João Vale de Almeida, the former EU ambassador to London, says the future of UK/EU relations is now, as with so much else, being viewed in Brussels in the context of the far wider challenges thrown up by the return to the White House of Donald Trump. This, he says, “plays in favour of a deeper EU-UK ­security, defence, foreign policy, relationship, as well as better-coordinated action at international level at G7, G20 and beyond – particularly regarding Ukraine and Russia.

“I sense that Brussels is ready to be bold and ambitious. Everyone likes Starmer, who made a very good start. His attendance at the EU ­council retreat on defence on 3 Februarywill be a key moment.”

Vale de Almeida was less sure, however, about any ­substantial ­progress on the trade and ­economic aspects of a reset. “London is, maybe, taking a bit long to define what it really wants to do and how far it wants to go. While there is goodwill towards the UK, there is awareness that if it keeps its red lines the economic impact of the reset could be disappointing, because the scope of change is narrow.”

In a sign of positive intent, Starmer has been invited to join the EU’s 27 leaders at the “retreat” to discuss defence at the stately Palais d’Egmont in central Brussels. While precise agreements are not expected from the gathering, it will be the first encounter between a UK prime minister and all 27 EU leaders since Brexit. Later in the first half of 2025, the first UK-EU summit is expected.

Julian King, the British diplomat who served as Britain’s last EU commissioner, said that the 3 February meeting was “not going to yield instant results in terms of strengthening the ­economic relationship”, but was “part of a reinforced trajectory of trying to work constructively with like-minded partners”.

It is not hard to find EU countries hoping for closer UK ties, especially in ­central and eastern Europe. At a press conference with Starmer earlier this month, Poland’s prime minister, Donald Tusk, said he still dreamed of “a Breturn”. As Starmer listened ­impassively, Tusk said he would “rather be an optimist and harbour these dreams in my heart – sometimes they come true in politics”.

Virginijus Sinkevičius, a Lithuanian member of the European parliament’s delegation to the EU-UK parliamentary partnership assembly, said the UK was a core ally and that he saw “lots of ­possibilities” to improve cooperation, including on security and international climate negotiations.

Behind the positive intentions there are still plenty of areas of disagreement. The Commission has launched legal action against the UK government, including for alleged violations of the rights of EU ­citizens living in the UK. This week, the permanent court of ­arbitration in The Hague will begin efforts to resolve another post-Brexit ­dispute over fishing sand eels in the North Sea.

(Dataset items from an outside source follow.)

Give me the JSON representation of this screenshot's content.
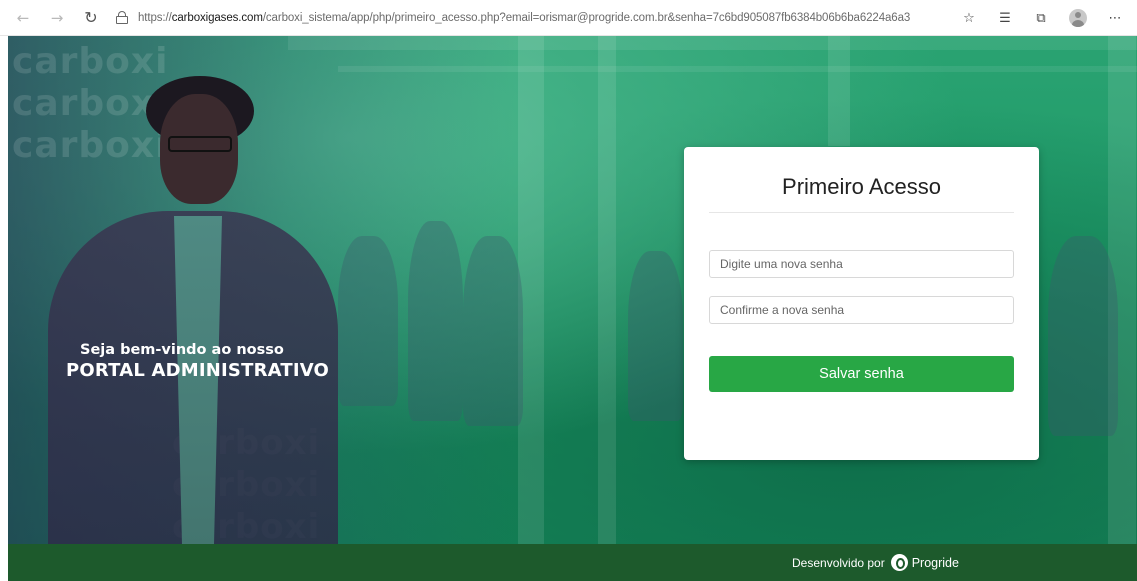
{
  "browser": {
    "url_prefix": "https://",
    "url_host": "carboxigases.com",
    "url_rest": "/carboxi_sistema/app/php/primeiro_acesso.php?email=orismar@progride.com.br&senha=7c6bd905087fb6384b06b6ba6224a6a3",
    "icons": [
      "back-icon",
      "forward-icon",
      "reload-icon",
      "lock-icon",
      "favorite-add-icon",
      "favorites-icon",
      "collections-icon",
      "profile-avatar",
      "more-icon"
    ]
  },
  "hero": {
    "welcome_line1": "Seja bem-vindo ao nosso",
    "welcome_line2": "PORTAL ADMINISTRATIVO",
    "watermark": "carboxi"
  },
  "card": {
    "title": "Primeiro Acesso",
    "new_password_placeholder": "Digite uma nova senha",
    "confirm_password_placeholder": "Confirme a nova senha",
    "save_label": "Salvar senha"
  },
  "footer": {
    "developed_by": "Desenvolvido por",
    "brand": "Progride"
  },
  "colors": {
    "accent_green": "#28a745",
    "footer_green": "#1d5a2c",
    "hero_green": "#1f9a68"
  }
}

Arguably more problematic, the EU has been disappointed by the Starmer government’s rejection of its youth mobility proposal, which would give young people reciprocal rights to live, work and study abroad.

The government’s reset could also run into trouble over fishing. EU officials have decided, according to a leaked document, that the reset “is only credible” if based on ­maintaining the status quo on EU fishing rights in British waters beyond June 2026, when current ­arrangements expire. An “early ­understanding” on fisheries “is needed for the ­facilitation of discussions on the other aspects under consideration”, states the internal memo seen by the Guardian.

As for Moss, he is just proud to have built his company up despite it all. “Yes, we have managed, we have succeeded – but you don’t see the dead bodies stood behind us, the collateral damage. You don’t see the companies that failed in our wake.”